Yine hasbelbeşer kırgınlıklar olması halinde izale ve tamiri açısından büyük önem taşıyan bir çıkış formülünü ise şu ifadelerde görüyoruz:
“Sıkıntıdan neş’et eden (kaynaklanan) gerginlikler ve kusurlar yüzünden İhlâs Risalesi’nin düsturları muhafaza edilmediğinden, siz birbirinizle tamam helâlleşmek lâzımdır ve zarurîdir. Siz birbirinize en fedakâr nesebî kardeşten daha ziyade kardeşsiniz. Kardeş ise, kardeşinin kusurunu örter, unutur ve affeder.” (Şuâlar, s. 544)
Denizli hapsinden çıkış vaktinin yaklaştığı günlerde Üstadın yazdığı bir mektupta yer alan bu sözler hepimiz için geçerli.
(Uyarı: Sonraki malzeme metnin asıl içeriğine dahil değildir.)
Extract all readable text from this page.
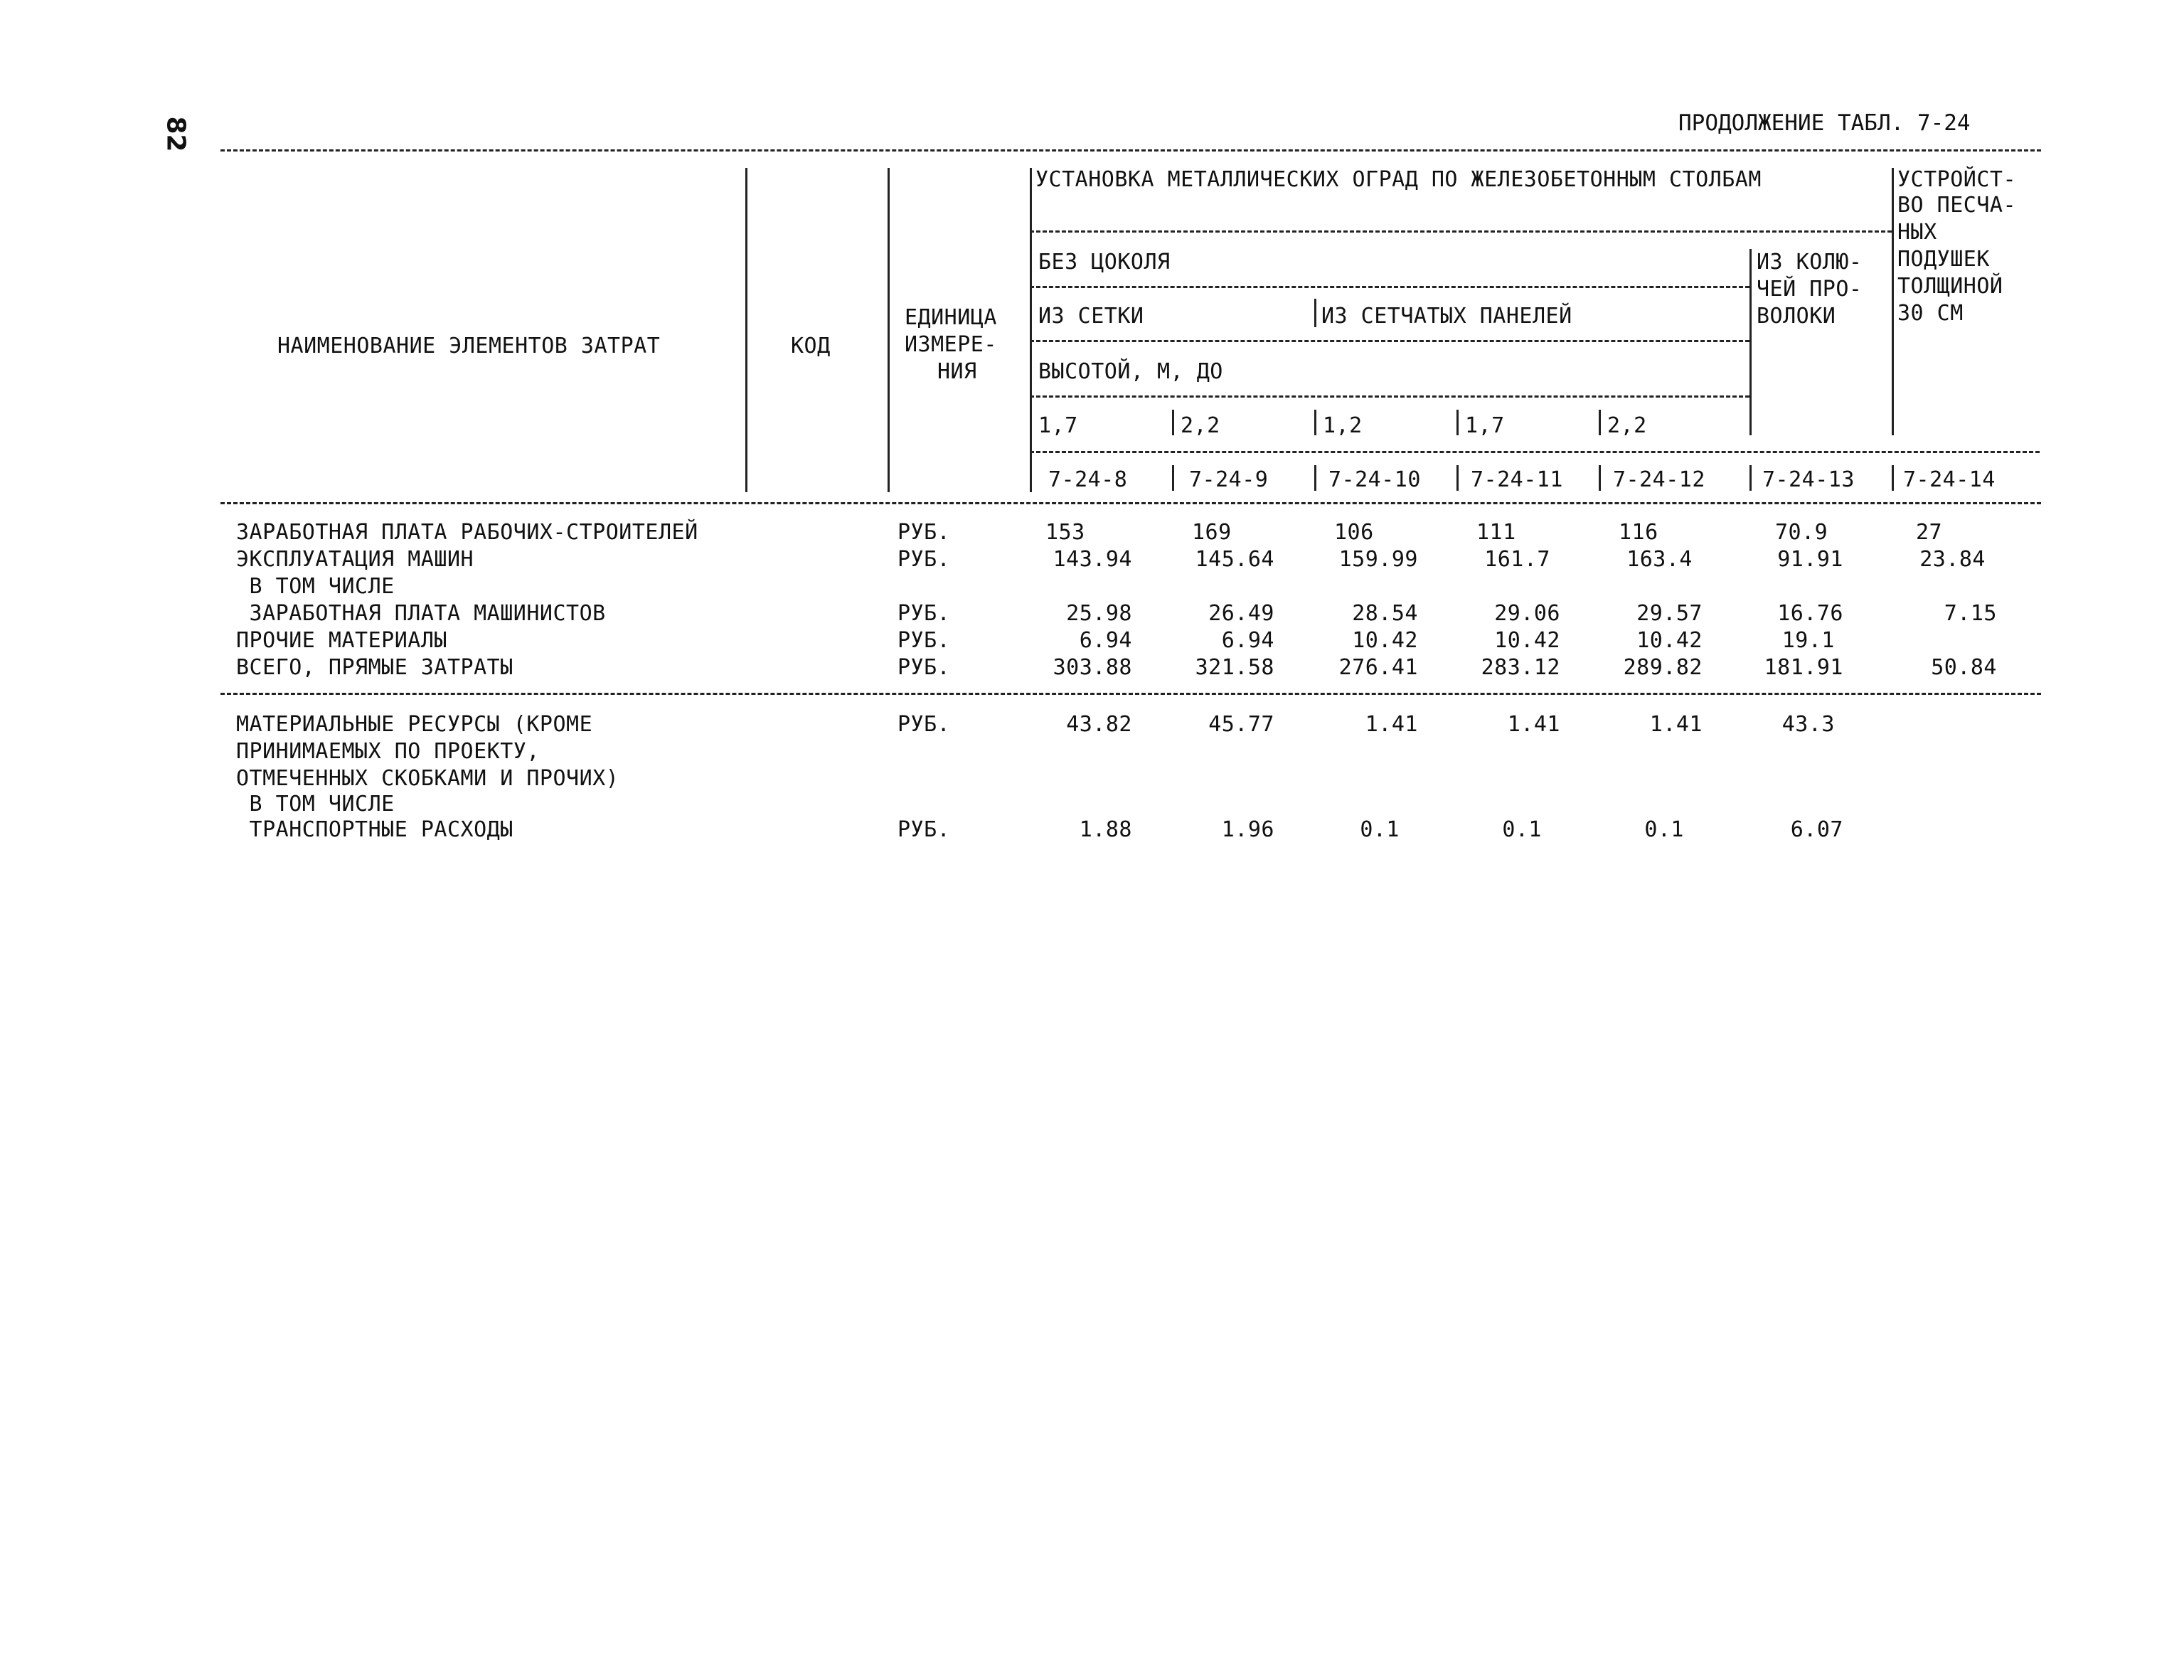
82	ПРОДОЛЖЕНИЕ ТАБЛ. 7-24
НАИМЕНОВАНИЕ ЭЛЕМЕНТОВ ЗАТРАТ	КОД
ЕДИНИЦА
ИЗМЕРЕ-
НИЯ
УСТАНОВКА МЕТАЛЛИЧЕСКИХ ОГРАД ПО ЖЕЛЕЗОБЕТОННЫМ СТОЛБАМ	УСТРОЙСТ-
ВО ПЕСЧА-
НЫХ
ПОДУШЕК
ТОЛЩИНОЙ
30 СМ
БЕЗ ЦОКОЛЯ	ИЗ КОЛЮ-
ЧЕЙ ПРО-
ВОЛОКИ
ИЗ СЕТКИ	ИЗ СЕТЧАТЫХ ПАНЕЛЕЙ
ВЫСОТОЙ, М, ДО
1,7	2,2	1,2	1,7	2,2
7-24-8	7-24-9	7-24-10 7-24-11 7-24-12	7-24-13 7-24-14
ЗАРАБОТНАЯ ПЛАТА РАБОЧИХ-СТРОИТЕЛЕЙ	РУБ.	153	169	106	111	116	70.9	27
ЭКСПЛУАТАЦИЯ МАШИН	РУБ.	143.94	145.64	159.99	161.7	163.4	91.91	23.84
В ТОМ ЧИСЛЕ
ЗАРАБОТНАЯ ПЛАТА МАШИНИСТОВ	РУБ.	25.98	26.49	28.54	29.06	29.57	16.76	7.15
ПРОЧИЕ МАТЕРИАЛЫ	РУБ.	6.94	6.94	10.42	10.42	10.42	19.1
ВСЕГО, ПРЯМЫЕ ЗАТРАТЫ	РУБ.	303.88	321.58	276.41	283.12	289.82	181.91	50.84
МАТЕРИАЛЬНЫЕ РЕСУРСЫ (КРОМЕ	РУБ.	43.82	45.77	1.41	1.41	1.41	43.3
ПРИНИМАЕМЫХ ПО ПРОЕКТУ,
ОТМЕЧЕННЫХ СКОБКАМИ И ПРОЧИХ)
В ТОМ ЧИСЛЕ
ТРАНСПОРТНЫЕ РАСХОДЫ	РУБ.	1.88	1.96	0.1	0.1	0.1	6.07
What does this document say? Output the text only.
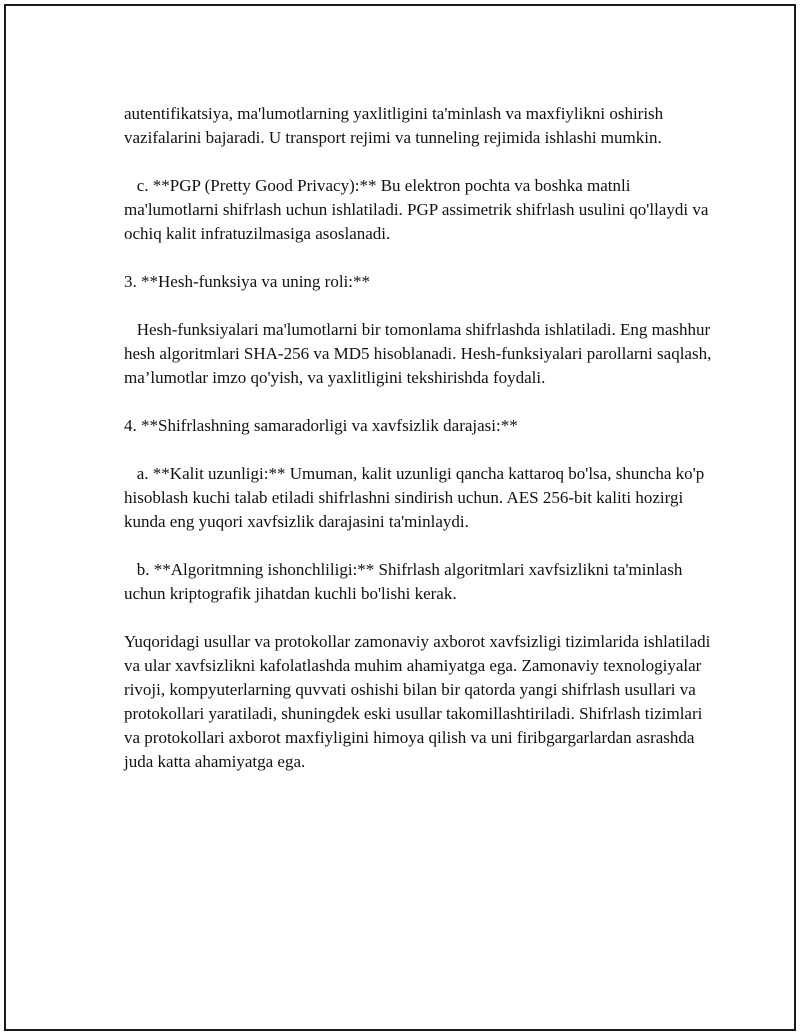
autentifikatsiya, ma'lumotlarning yaxlitligini ta'minlash va maxfiylikni oshirish vazifalarini bajaradi. U transport rejimi va tunneling rejimida ishlashi mumkin.

c. **PGP (Pretty Good Privacy):** Bu elektron pochta va boshka matnli ma'lumotlarni shifrlash uchun ishlatiladi. PGP assimetrik shifrlash usulini qo'llaydi va ochiq kalit infratuzilmasiga asoslanadi.

3. **Hesh-funksiya va uning roli:**

Hesh-funksiyalari ma'lumotlarni bir tomonlama shifrlashda ishlatiladi. Eng mashhur hesh algoritmlari SHA-256 va MD5 hisoblanadi. Hesh-funksiyalari parollarni saqlash, ma’lumotlar imzo qo'yish, va yaxlitligini tekshirishda foydali.

4. **Shifrlashning samaradorligi va xavfsizlik darajasi:**

a. **Kalit uzunligi:** Umuman, kalit uzunligi qancha kattaroq bo'lsa, shuncha ko'p hisoblash kuchi talab etiladi shifrlashni sindirish uchun. AES 256-bit kaliti hozirgi kunda eng yuqori xavfsizlik darajasini ta'minlaydi.

b. **Algoritmning ishonchliligi:** Shifrlash algoritmlari xavfsizlikni ta'minlash uchun kriptografik jihatdan kuchli bo'lishi kerak.

Yuqoridagi usullar va protokollar zamonaviy axborot xavfsizligi tizimlarida ishlatiladi va ular xavfsizlikni kafolatlashda muhim ahamiyatga ega. Zamonaviy texnologiyalar rivoji, kompyuterlarning quvvati oshishi bilan bir qatorda yangi shifrlash usullari va protokollari yaratiladi, shuningdek eski usullar takomillashtiriladi. Shifrlash tizimlari va protokollari axborot maxfiyligini himoya qilish va uni firibgargarlardan asrashda juda katta ahamiyatga ega.
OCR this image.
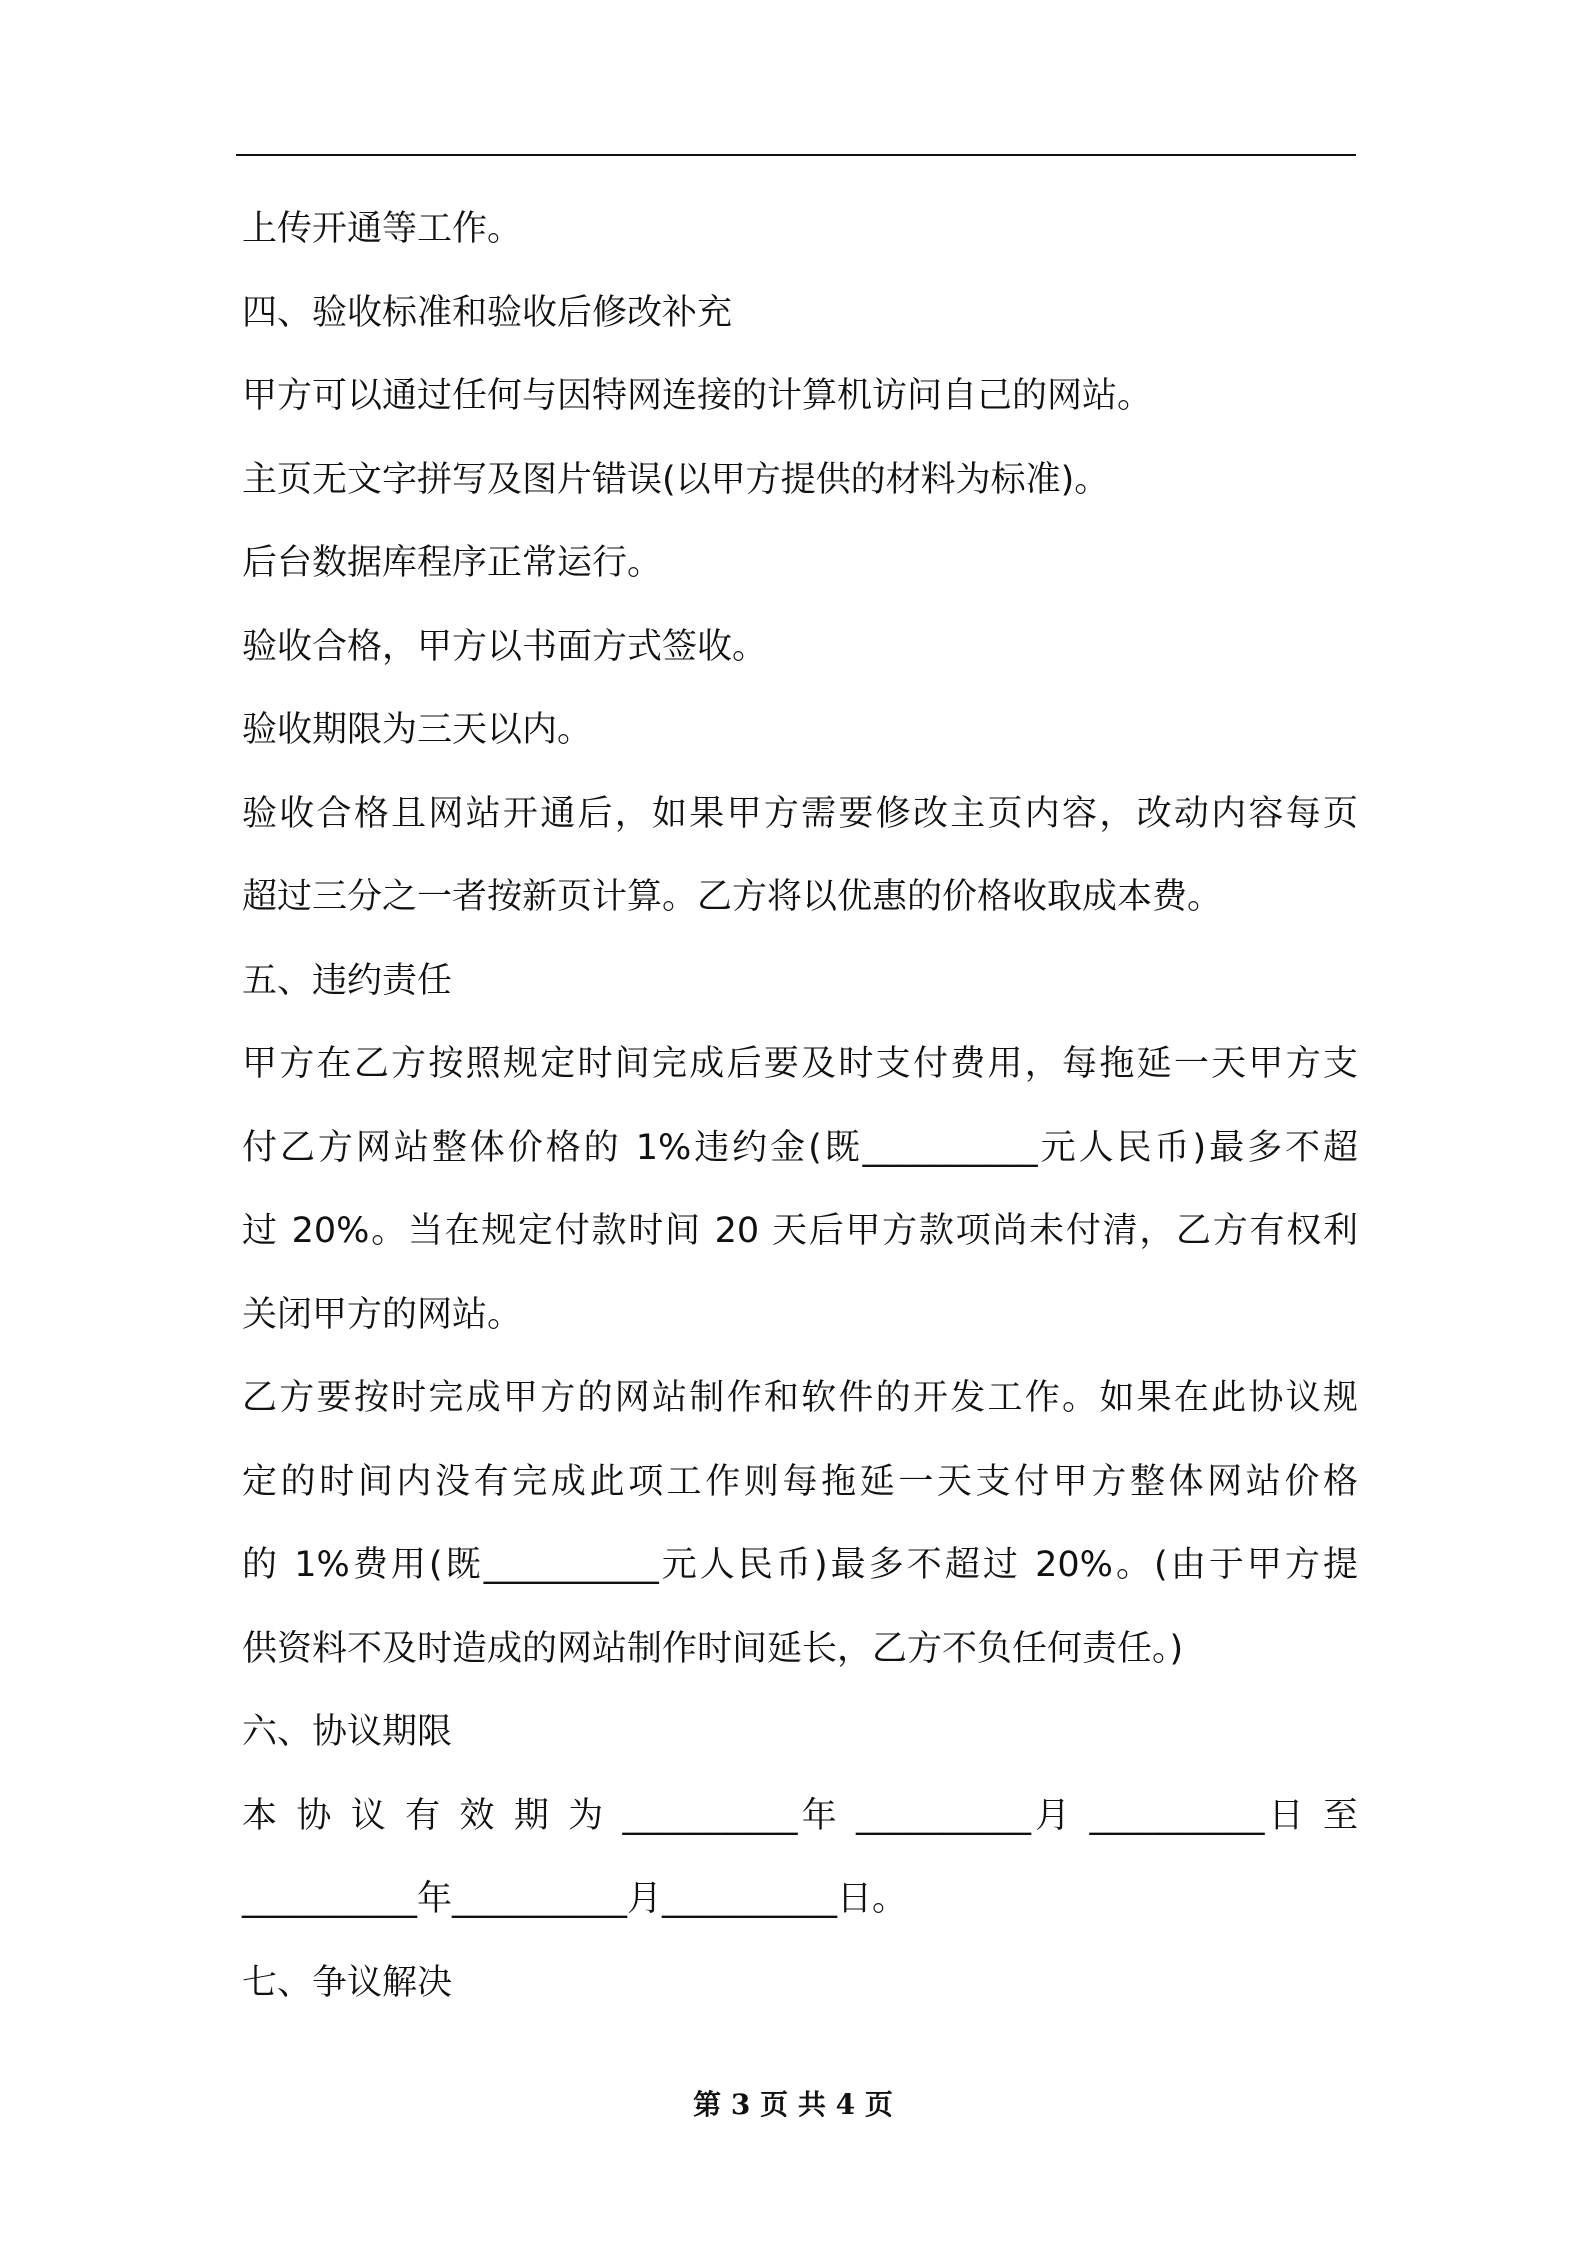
上传开通等工作。
四、验收标准和验收后修改补充
甲方可以通过任何与因特网连接的计算机访问自己的网站。
主页无文字拼写及图片错误(以甲方提供的材料为标准)。
后台数据库程序正常运行。
验收合格，甲方以书面方式签收。
验收期限为三天以内。
验收合格且网站开通后，如果甲方需要修改主页内容，改动内容每页
超过三分之一者按新页计算。乙方将以优惠的价格收取成本费。
五、违约责任
甲方在乙方按照规定时间完成后要及时支付费用，每拖延一天甲方支
付乙方网站整体价格的 1%违约金(既__________元人民币)最多不超
过 20%。当在规定付款时间 20 天后甲方款项尚未付清，乙方有权利
关闭甲方的网站。
乙方要按时完成甲方的网站制作和软件的开发工作。如果在此协议规
定的时间内没有完成此项工作则每拖延一天支付甲方整体网站价格
的 1%费用(既__________元人民币)最多不超过 20%。(由于甲方提
供资料不及时造成的网站制作时间延长，乙方不负任何责任。)
六、协议期限
本 协 议 有 效 期 为 __________年 __________月 __________日 至
__________年__________月__________日。
七、争议解决
第 3 页 共 4 页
Bizler de istemeden dahi olsa kaynağı veya muhatabı olduğumuz gerginlik ve kusurlardan dolayı helâlleşmeliyiz.
Üstad diyor ki:
“Sıkıntıdan neş’et eden (kaynaklanan) gerginlikler ve kusurlar yüzünden İhlâs Risalesi’nin düsturları muhafaza dilmediğinden, siz birbirinizle tamam helâlleşmek lâzımdır ve zarurîdir. Siz birbirinize en fedakâr nesebî kardeşten daha ziyade kardeşsiniz. Kardeş ise, kardeşinin kusurunu örter, unutur ve affeder.”